What a great set of pictures! The sandy tongues are especially funny. 

Halo has a sound effect in my head. Every time I see a picture of her going after Keefer's neck I hear a loud "CHOMP!"


----------



## Castlemaid (Jun 29, 2006)

What happy dogs! They are ALL drop-dead gorgeous! They are all so lucky to have such great homes, and to be able to go to the beach. 

I miss living on the coast, and the beach. I still have one to two feet of snow here, though it is supposed to rain for the next few days, which will melt it away and replace it with mud. 

Can't wait!


----------



## Cassidy's Mom (Mar 30, 2003)

> Originally Posted By: Jasper007LOL, I see Halo (AKA Bella the vampire dog) is at it again
> 
> 
> 
> ...


No, Keefer gets that special honor.











> Quote:Great pics, first pics I have seen without sun, very cool pics.


It's not at all unusual for there to be fog at the coast, sometimes very dense.
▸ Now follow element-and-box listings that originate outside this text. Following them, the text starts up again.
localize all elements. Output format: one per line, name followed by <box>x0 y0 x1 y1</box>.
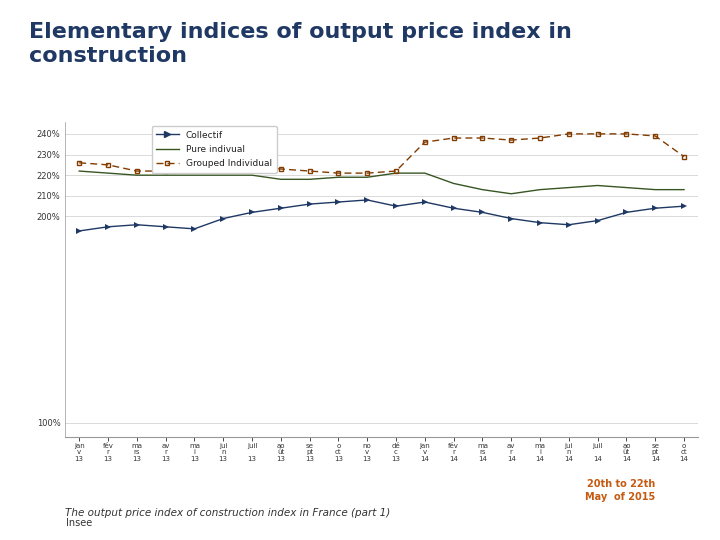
Text: Elementary indices of output price index in
construction: Elementary indices of output price index… <box>29 22 572 66</box>
Text: 20th to 22th
May  of 2015: 20th to 22th May of 2015 <box>585 479 655 502</box>
Text: Insee: Insee <box>66 518 92 528</box>
Text: i: i <box>43 510 47 524</box>
Legend: Collectif, Pure indivual, Grouped Individual: Collectif, Pure indivual, Grouped Indivi… <box>152 126 276 173</box>
Text: The output price index of construction index in France (part 1): The output price index of construction i… <box>65 508 390 518</box>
Today would have been the better day, it was a good 15 degrees warmer, and from the FF webcam shots I saw this morning and just now, it was pretty clear as well. But we had other plans today, and yesterday was a good day to be gone for a while since we had the carpets cleaned in the morning. It wasn't that bad though, it actually looked colder than it was because there wasn't much wind.



> Originally Posted By: BowWowMeowHalo has a sound effect in my head. Every time I see a picture of her going after Keefer's neck I hear a loud "CHOMP!"


What, not the theme from Jaws?


----------



## SunCzarina (Nov 24, 2000)

Gorgeous dogs, gorgeous pictures!


> Quote:Happy, tired, wet, sandy dogs - priceless!!!


Nothing says happy like a tired wet german shepherd with a ball in their mouth!


----------



## Fodder (Oct 21, 2007)

...not sick, just green with envy.

please tell me how _i've_ managed to go to the beach twice this weekend, but without the dogs
















to birthday parties and la county laws. i will make it up to mine this weekend (97 tomorrow).

very nice photo set & the first solo headshot of keefer is my new favorite.


----------



## JasperLoki (Sep 25, 2005)

Debbie,

I assume you now take the new ride to the beach these days


----------



## Kayos and Havoc (Oct 17, 2002)

Very nice pictures!!! I love that darling little Corgi tagging along too. I see Halo is still attached to Keefer's neck in most of the pics! What a little shark.


----------



## kelso (Jan 22, 2007)

beautiful dogs and pictures!
Awesome closeups to!


----------



## Kayla's Dad (Jul 2, 2007)

You got some great shots out there, Debbie.



> Originally Posted By: Cassidys Mom
> Her face was all sandy because Keefer rolled her a couple of times.
> 
> 
> ...


There was at least one take down by Miss Halo during those romps though! She gives as good as she gets with Sir Keef. 

It was fun and the dogs wore themselves out with the water play-the surf was up more than we expected with the tide going out but it certainly didn't deter anyone (except us humans!) from getting in the water and barreling through the waves.


----------



## geokon_2000 (Jan 25, 2005)

Looks like a blast was had by all!


----------



## Cassidy's Mom (Mar 30, 2003)

> Originally Posted By: Jasper007Debbie,
> 
> I assume you now take the new ride to the beach these days


You know what they say about assumptions....









They do get to ride in my car, but not when there's mud or sand involved. I got a backseat cover, and a cargo area mat, so clean dry dogs are approved for transit.











> Originally Posted By: Everett54It was fun and the dogs wore themselves out with the water play-the surf was up more than we expected with the tide going out but it certainly didn't deter anyone (except us humans!) from getting in the water and barreling through the waves.


Yeah, no way would I be going out there! I was surprised that the surf was so rough at low tide, usually it's only bad if the tide is up. I figure they've all got four feet, a lower center of gravity, and pound for pound they're at least twice as strong as I am, so as long as they don't go too far out I don't worry about them.


----------



## aball (Jul 17, 2002)

I love the constant attachment at the neck. way too cute.


----------